Rynek samochodów elektrycznych w Europie
Rynek samochodów elektrycznych w Europie i globalnie wchodzi w etap wczesnej dojrzałości. To już nie jest rynek niszowy - segment, który rozwijał się w bardzo dynamicznym tempie, ale dlatego, że baza była niska. To już jest rynek, który w ubiegłym roku w Unii Europejskiej odpowiadał za około 15% rejestracji nowych pojazdów - a więc poważny sektor, który jest porównywalny z liczbą samochodów z napędem Diesla, jakie są rejestrowane w Europie. Na tak dojrzałym rynku będą pojawiać się okresy wzrostów i okresy spadków.
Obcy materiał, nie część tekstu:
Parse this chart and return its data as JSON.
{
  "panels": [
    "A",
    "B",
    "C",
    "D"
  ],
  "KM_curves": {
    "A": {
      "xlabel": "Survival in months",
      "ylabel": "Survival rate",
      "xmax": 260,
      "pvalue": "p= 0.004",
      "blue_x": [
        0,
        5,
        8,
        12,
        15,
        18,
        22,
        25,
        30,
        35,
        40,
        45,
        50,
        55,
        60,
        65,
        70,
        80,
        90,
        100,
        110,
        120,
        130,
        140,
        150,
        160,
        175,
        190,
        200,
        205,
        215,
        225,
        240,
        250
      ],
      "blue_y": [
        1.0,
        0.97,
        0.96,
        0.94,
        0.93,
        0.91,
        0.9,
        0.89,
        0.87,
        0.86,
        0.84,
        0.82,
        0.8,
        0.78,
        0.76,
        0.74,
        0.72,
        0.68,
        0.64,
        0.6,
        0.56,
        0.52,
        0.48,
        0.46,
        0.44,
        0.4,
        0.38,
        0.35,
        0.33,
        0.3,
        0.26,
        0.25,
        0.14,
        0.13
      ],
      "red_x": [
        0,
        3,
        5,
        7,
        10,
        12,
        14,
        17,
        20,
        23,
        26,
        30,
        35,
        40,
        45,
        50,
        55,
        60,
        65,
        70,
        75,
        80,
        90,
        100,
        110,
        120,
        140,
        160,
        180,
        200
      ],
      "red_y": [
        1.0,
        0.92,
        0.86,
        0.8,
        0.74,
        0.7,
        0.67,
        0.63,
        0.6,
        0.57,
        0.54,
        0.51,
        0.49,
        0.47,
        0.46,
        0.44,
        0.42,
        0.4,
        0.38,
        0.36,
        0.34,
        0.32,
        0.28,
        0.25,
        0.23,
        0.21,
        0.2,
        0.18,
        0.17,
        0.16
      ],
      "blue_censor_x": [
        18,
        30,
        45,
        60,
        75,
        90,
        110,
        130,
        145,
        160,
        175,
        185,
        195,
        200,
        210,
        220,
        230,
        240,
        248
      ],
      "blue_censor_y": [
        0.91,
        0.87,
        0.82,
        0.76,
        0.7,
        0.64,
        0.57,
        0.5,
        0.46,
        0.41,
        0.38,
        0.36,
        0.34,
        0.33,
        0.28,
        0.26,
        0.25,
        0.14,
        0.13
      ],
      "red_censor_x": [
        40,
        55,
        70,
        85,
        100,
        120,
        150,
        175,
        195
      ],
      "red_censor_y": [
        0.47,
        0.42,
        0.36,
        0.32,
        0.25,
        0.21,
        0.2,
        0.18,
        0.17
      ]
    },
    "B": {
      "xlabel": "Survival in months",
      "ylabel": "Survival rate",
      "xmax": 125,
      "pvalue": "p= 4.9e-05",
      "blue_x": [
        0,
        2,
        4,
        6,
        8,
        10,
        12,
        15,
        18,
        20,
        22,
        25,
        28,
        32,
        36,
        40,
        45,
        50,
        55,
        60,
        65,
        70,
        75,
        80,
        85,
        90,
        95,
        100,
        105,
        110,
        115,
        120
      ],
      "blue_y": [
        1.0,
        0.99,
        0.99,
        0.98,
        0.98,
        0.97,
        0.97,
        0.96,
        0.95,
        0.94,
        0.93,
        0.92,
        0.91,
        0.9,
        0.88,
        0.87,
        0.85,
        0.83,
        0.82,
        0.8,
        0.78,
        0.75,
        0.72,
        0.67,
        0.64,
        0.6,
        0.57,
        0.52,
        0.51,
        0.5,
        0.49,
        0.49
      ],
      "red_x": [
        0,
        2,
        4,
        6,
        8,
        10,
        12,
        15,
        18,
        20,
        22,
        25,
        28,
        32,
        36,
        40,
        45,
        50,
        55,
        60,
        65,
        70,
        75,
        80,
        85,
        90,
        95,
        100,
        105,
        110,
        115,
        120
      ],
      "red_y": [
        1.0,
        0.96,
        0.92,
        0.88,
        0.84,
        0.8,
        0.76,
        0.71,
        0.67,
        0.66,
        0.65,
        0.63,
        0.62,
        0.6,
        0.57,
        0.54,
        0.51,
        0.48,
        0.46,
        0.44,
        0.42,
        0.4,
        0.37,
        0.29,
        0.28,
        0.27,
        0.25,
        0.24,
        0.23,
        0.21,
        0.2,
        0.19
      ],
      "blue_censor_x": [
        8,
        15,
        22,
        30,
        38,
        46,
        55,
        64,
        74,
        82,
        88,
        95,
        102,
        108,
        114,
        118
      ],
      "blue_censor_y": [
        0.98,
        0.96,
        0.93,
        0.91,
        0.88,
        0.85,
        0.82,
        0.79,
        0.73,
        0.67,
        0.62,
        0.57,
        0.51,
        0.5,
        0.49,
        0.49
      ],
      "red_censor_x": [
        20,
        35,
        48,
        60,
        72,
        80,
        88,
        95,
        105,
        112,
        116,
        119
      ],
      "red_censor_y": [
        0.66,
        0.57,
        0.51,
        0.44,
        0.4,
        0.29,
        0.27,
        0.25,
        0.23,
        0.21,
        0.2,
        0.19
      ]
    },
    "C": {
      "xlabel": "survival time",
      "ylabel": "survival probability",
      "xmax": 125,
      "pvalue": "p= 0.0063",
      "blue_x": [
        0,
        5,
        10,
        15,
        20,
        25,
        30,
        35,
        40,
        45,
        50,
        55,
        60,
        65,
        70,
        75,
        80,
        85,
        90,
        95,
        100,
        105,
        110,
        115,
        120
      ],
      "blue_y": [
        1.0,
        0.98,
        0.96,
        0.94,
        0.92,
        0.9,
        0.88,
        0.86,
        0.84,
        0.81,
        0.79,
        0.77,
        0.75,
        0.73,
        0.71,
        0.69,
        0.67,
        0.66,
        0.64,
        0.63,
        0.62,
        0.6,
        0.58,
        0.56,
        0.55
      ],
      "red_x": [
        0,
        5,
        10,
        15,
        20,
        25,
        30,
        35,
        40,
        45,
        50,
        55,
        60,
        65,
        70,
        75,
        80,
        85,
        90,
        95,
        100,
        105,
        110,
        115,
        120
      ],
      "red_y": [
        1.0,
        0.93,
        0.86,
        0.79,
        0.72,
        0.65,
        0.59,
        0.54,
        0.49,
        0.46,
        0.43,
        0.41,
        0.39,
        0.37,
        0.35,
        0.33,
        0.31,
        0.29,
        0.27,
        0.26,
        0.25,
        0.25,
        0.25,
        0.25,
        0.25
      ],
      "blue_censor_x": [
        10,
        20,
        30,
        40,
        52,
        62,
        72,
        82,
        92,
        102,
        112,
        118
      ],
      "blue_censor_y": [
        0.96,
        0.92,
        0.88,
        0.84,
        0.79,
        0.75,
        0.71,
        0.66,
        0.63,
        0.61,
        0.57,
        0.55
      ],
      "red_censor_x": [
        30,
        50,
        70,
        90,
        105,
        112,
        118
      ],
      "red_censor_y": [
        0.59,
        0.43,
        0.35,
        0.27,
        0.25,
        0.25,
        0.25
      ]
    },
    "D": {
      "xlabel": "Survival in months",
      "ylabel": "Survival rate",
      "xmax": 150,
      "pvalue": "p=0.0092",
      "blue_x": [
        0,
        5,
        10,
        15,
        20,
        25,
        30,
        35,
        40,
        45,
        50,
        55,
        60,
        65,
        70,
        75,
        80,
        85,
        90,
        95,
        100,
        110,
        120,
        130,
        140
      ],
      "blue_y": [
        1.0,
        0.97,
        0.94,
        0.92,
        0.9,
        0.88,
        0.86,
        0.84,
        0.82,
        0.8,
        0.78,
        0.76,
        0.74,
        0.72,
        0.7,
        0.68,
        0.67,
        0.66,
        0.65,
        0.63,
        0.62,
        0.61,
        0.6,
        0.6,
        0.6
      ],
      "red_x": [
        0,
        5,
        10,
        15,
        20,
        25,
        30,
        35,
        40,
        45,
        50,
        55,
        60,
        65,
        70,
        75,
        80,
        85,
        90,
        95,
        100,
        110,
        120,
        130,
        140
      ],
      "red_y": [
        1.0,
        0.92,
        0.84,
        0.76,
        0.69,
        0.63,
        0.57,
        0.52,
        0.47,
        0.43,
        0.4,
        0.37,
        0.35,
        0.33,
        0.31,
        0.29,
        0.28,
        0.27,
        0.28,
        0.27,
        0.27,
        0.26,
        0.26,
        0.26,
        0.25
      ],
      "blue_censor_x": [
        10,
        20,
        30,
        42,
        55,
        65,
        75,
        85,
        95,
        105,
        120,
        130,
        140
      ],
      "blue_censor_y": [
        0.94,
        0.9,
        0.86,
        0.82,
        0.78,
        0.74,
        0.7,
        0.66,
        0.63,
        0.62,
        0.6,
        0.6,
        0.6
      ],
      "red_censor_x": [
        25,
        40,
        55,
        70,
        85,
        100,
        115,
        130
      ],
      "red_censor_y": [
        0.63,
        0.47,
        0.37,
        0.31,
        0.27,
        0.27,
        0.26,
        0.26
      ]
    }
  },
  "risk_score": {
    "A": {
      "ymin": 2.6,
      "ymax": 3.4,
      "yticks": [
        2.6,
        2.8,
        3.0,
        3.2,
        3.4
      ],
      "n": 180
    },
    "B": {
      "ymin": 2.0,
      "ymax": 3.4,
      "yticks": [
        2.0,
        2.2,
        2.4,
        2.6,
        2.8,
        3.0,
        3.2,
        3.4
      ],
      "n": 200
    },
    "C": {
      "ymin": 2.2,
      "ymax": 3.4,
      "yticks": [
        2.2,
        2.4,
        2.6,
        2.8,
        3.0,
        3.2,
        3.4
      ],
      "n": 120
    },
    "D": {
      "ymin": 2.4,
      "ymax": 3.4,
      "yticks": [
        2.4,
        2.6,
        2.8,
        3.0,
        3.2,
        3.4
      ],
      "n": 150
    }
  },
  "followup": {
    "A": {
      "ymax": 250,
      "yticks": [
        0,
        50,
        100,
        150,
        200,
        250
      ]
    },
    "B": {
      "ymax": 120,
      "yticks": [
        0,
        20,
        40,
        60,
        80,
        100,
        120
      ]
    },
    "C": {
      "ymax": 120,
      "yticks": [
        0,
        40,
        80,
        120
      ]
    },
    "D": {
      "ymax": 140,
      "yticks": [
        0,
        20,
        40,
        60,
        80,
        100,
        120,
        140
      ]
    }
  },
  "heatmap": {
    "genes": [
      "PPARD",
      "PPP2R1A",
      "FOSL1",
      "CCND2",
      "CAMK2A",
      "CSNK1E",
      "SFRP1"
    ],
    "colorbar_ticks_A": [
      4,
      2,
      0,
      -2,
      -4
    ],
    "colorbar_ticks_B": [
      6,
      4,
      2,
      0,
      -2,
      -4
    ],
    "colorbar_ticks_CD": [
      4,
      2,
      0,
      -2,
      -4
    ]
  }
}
To jest naturalny cykl koniunkturalny. W 2025 roku poziom rejestracji elektryków może osiągnąć nawet 25% ogółu pojazdów w Europie.
- Spodziewaliśmy się, że rok 2024 będzie trudny, jako rok pomostowy. Od przyszłego roku mamy wyższe normy emisji CO2, więc rynek elektryków wzrośnie - powiedział serwisowi eNewsroom.pl Maciej Mazur, dyrektor zarządzający PSPA. - Obecnie mamy stagnację z delikatnymi wzrostami, zakładamy że w 2024 roku liczba rejestracji elektryków będzie na poziomie 16-17% - jeśli chodzi o udział nowych pojazdów w Unii Europejskiej. Na pewnego rodzaju negatywny odbiór samochodów elektrycznych wpłynęły decyzje poszczególnych państw członkowskich o zaprzestaniu subsydiowania tego rynku. Jednak takie decyzje nie były związane bezpośrednio z elektromobilnością - ale jak choćby w przypadku Niemiec z ograniczeniem wydatków z powodu wyroku Trybunału Konstytucyjnego. Niedobre jest także to, że wiele radykalnych partii w całej Europie atakuje elektromobilność, stosując bardzo populistyczne argumenty - zauważa Maciej Mazur.